Even after getting a firm cold shoulder from their boss Jeff Bezos, Amazon Employees are not giving up in their quest for climate change justice at the global company.
Sourced through Scoop.it from: www.businessinsider.com
This week over 8000 Amazon Employees have signed an open letter asking their company to take action in reducing it’s environmental impact.
It was hoped that they would be able to make their case directly to their boss, Jeff Bezos – CEO of Amazon. With the annual shareholder meeting taking place this Wednesday in Seattle there seemed like no better time to catch Bezos when everybody was watching!
However he was unavailable – at least not at the shareholder meeting on Wednesday.
Hew as present to answer question on stage in the afternoon and discuss the years business highlights. The climate change proposals were mentioned later on but when the employees who had penned it were given an opportunity to speak, Bezos was not even in the room!
It was Amazon employee Emily Cunningham who first stood up and introduced the proposals to other shareholders at the meeting. a
Emily was nervous with her first question asking simply – ‘where is Jeff Bezos?’
She had requested his presence so she could ‘speak with him directly’ however the event moderator could only respond by saying ‘he will be out later’.
It is safe to say an awkward silence then followed!
Emily asked if Bezos would would be able to hear about their concerns at some point? The moderator replied with ‘I assume so’.
This was an issue close to the heart of many Amazon Employees and it was were disappointing to them that they were unable to get the attention of their leader.
Taking to the Amazon Employees for climate justice twitter account they said ‘this is not the kind of leadership we need to tackle the climate crisis’. They want a clear path for the company to become carbon neutral with zero emissions.
Amazon is operating in an increasingly complex landscape with the $915 billion dollar global company having to deal with increasingly fierce criticism and scrutiny over its questionable business processes.

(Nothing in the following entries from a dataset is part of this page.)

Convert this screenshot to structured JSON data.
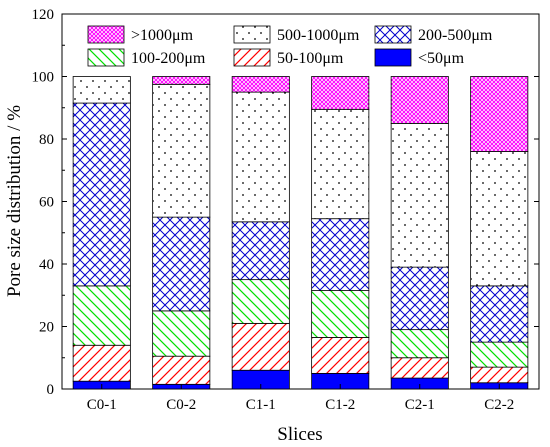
{
  "chart_data": {
    "type": "bar",
    "stacked": true,
    "title": "",
    "xlabel": "Slices",
    "ylabel": "Pore size distribution / %",
    "ylim": [
      0,
      120
    ],
    "yticks": [
      0,
      20,
      40,
      60,
      80,
      100,
      120
    ],
    "categories": [
      "C0-1",
      "C0-2",
      "C1-1",
      "C1-2",
      "C2-1",
      "C2-2"
    ],
    "legend_placement": "top",
    "series": [
      {
        "name": "<50μm",
        "values": [
          2.5,
          1.5,
          6,
          5,
          3.5,
          2
        ],
        "color": "#0000ff",
        "pattern": "solid"
      },
      {
        "name": "50-100μm",
        "values": [
          11.5,
          9,
          15,
          11.5,
          6.5,
          5
        ],
        "color": "#ff0000",
        "pattern": "diagonal"
      },
      {
        "name": "100-200μm",
        "values": [
          19,
          14.5,
          14,
          15,
          9,
          8
        ],
        "color": "#00dd00",
        "pattern": "diagonal-back"
      },
      {
        "name": "200-500μm",
        "values": [
          58.5,
          30,
          18.5,
          23,
          20,
          18
        ],
        "color": "#0000cc",
        "pattern": "crosshatch"
      },
      {
        "name": "500-1000μm",
        "values": [
          8.5,
          42.5,
          41.5,
          35,
          46,
          43
        ],
        "color": "#000000",
        "pattern": "dots"
      },
      {
        "name": ">1000μm",
        "values": [
          0,
          2.5,
          5,
          10.5,
          15,
          24
        ],
        "color": "#ff00ff",
        "pattern": "dense-cross"
      }
    ]
  }
}
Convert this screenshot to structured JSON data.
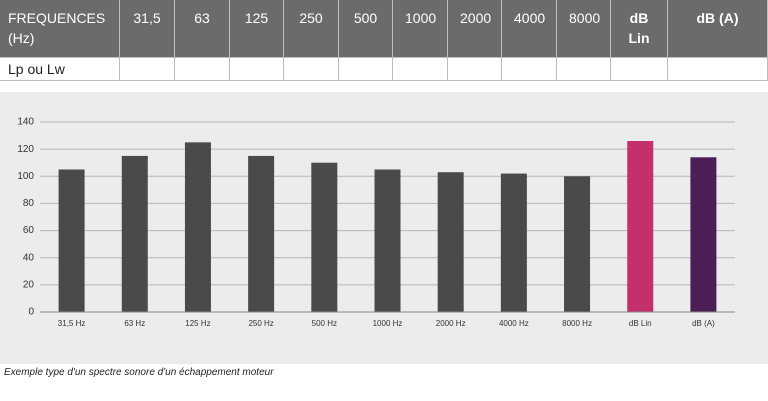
{
  "table": {
    "header": [
      "FREQUENCES (Hz)",
      "31,5",
      "63",
      "125",
      "250",
      "500",
      "1000",
      "2000",
      "4000",
      "8000",
      "dB Lin",
      "dB (A)"
    ],
    "row_label": "Lp ou Lw"
  },
  "chart_data": {
    "type": "bar",
    "categories": [
      "31,5 Hz",
      "63 Hz",
      "125 Hz",
      "250 Hz",
      "500 Hz",
      "1000 Hz",
      "2000 Hz",
      "4000 Hz",
      "8000 Hz",
      "dB Lin",
      "dB (A)"
    ],
    "values": [
      105,
      115,
      125,
      115,
      110,
      105,
      103,
      102,
      100,
      126,
      114
    ],
    "colors": [
      "#4a4a4a",
      "#4a4a4a",
      "#4a4a4a",
      "#4a4a4a",
      "#4a4a4a",
      "#4a4a4a",
      "#4a4a4a",
      "#4a4a4a",
      "#4a4a4a",
      "#c4306b",
      "#4b1e55"
    ],
    "ylim": [
      0,
      140
    ],
    "yticks": [
      0,
      20,
      40,
      60,
      80,
      100,
      120,
      140
    ],
    "grid": true
  },
  "caption": "Exemple type d'un spectre sonore d'un échappement moteur"
}
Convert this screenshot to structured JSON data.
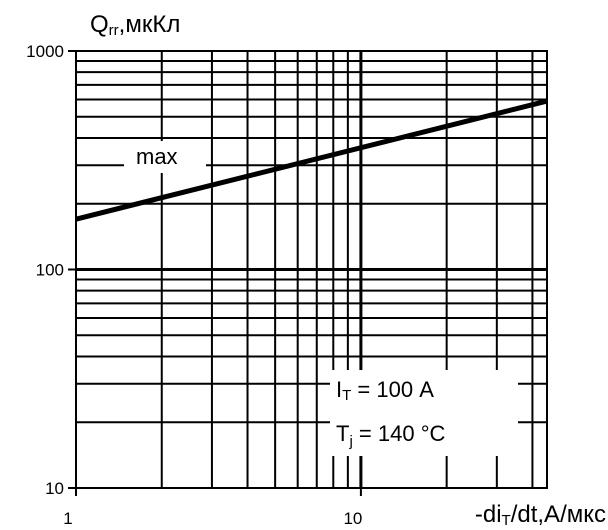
{
  "chart_data": {
    "type": "line",
    "title": "",
    "ylabel": {
      "main": "Q",
      "sub": "rr",
      "rest": ",мкКл"
    },
    "xlabel": {
      "pre": "-di",
      "sub": "T",
      "rest": "/dt,А/мкс"
    },
    "x_scale": "log",
    "y_scale": "log",
    "xlim": [
      1,
      45
    ],
    "ylim": [
      10,
      1000
    ],
    "x_ticks": [
      "1",
      "10"
    ],
    "y_ticks": [
      "1000",
      "100",
      "10"
    ],
    "grid": true,
    "series": [
      {
        "name": "max",
        "x": [
          1,
          45
        ],
        "y": [
          170,
          590
        ]
      }
    ],
    "annotations": {
      "series_label": "max",
      "condition_1": {
        "pre": "I",
        "sub": "T",
        "rest": " = 100 А"
      },
      "condition_2": {
        "pre": "T",
        "sub": "j",
        "rest": " = 140 °C"
      }
    }
  }
}
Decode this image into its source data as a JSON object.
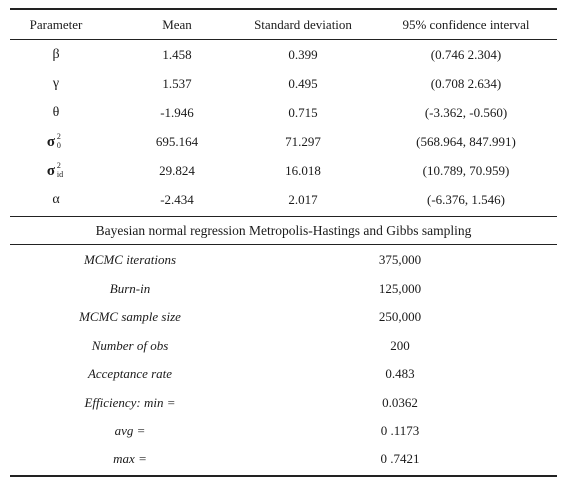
{
  "table_top": {
    "headers": [
      "Parameter",
      "Mean",
      "Standard deviation",
      "95% confidence interval"
    ],
    "rows": [
      {
        "param": "β",
        "mean": "1.458",
        "sd": "0.399",
        "ci": "(0.746 2.304)"
      },
      {
        "param": "γ",
        "mean": "1.537",
        "sd": "0.495",
        "ci": "(0.708 2.634)"
      },
      {
        "param": "θ",
        "mean": "-1.946",
        "sd": "0.715",
        "ci": "(-3.362, -0.560)"
      },
      {
        "param": "σ",
        "param_sup": "2",
        "param_sub": "0",
        "mean": "695.164",
        "sd": "71.297",
        "ci": "(568.964, 847.991)"
      },
      {
        "param": "σ",
        "param_sup": "2",
        "param_sub": "id",
        "mean": "29.824",
        "sd": "16.018",
        "ci": "(10.789, 70.959)"
      },
      {
        "param": "α",
        "mean": "-2.434",
        "sd": "2.017",
        "ci": "(-6.376, 1.546)"
      }
    ]
  },
  "caption": "Bayesian normal regression Metropolis-Hastings and Gibbs sampling",
  "table_bottom": {
    "rows": [
      {
        "label": "MCMC iterations",
        "value": "375,000"
      },
      {
        "label": "Burn-in",
        "value": "125,000"
      },
      {
        "label": "MCMC sample size",
        "value": "250,000"
      },
      {
        "label": "Number of obs",
        "value": "200"
      },
      {
        "label": "Acceptance rate",
        "value": "0.483"
      },
      {
        "label": "Efficiency: min =",
        "value": "0.0362"
      },
      {
        "label": "avg =",
        "value": "0 .1173"
      },
      {
        "label": "max =",
        "value": "0 .7421"
      }
    ]
  }
}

Aside from carbon emissions the use of heat sealer machines and conveyor belts in their distribution and fulfillment centers uses huge amounts of electricity – usually from coal fired power stations.
This is just the tip of the iceberg though. It is thought by most employees there that radical action is required to address the companies impact on the environment.
Will the Jeff Bexos and the Board listen though?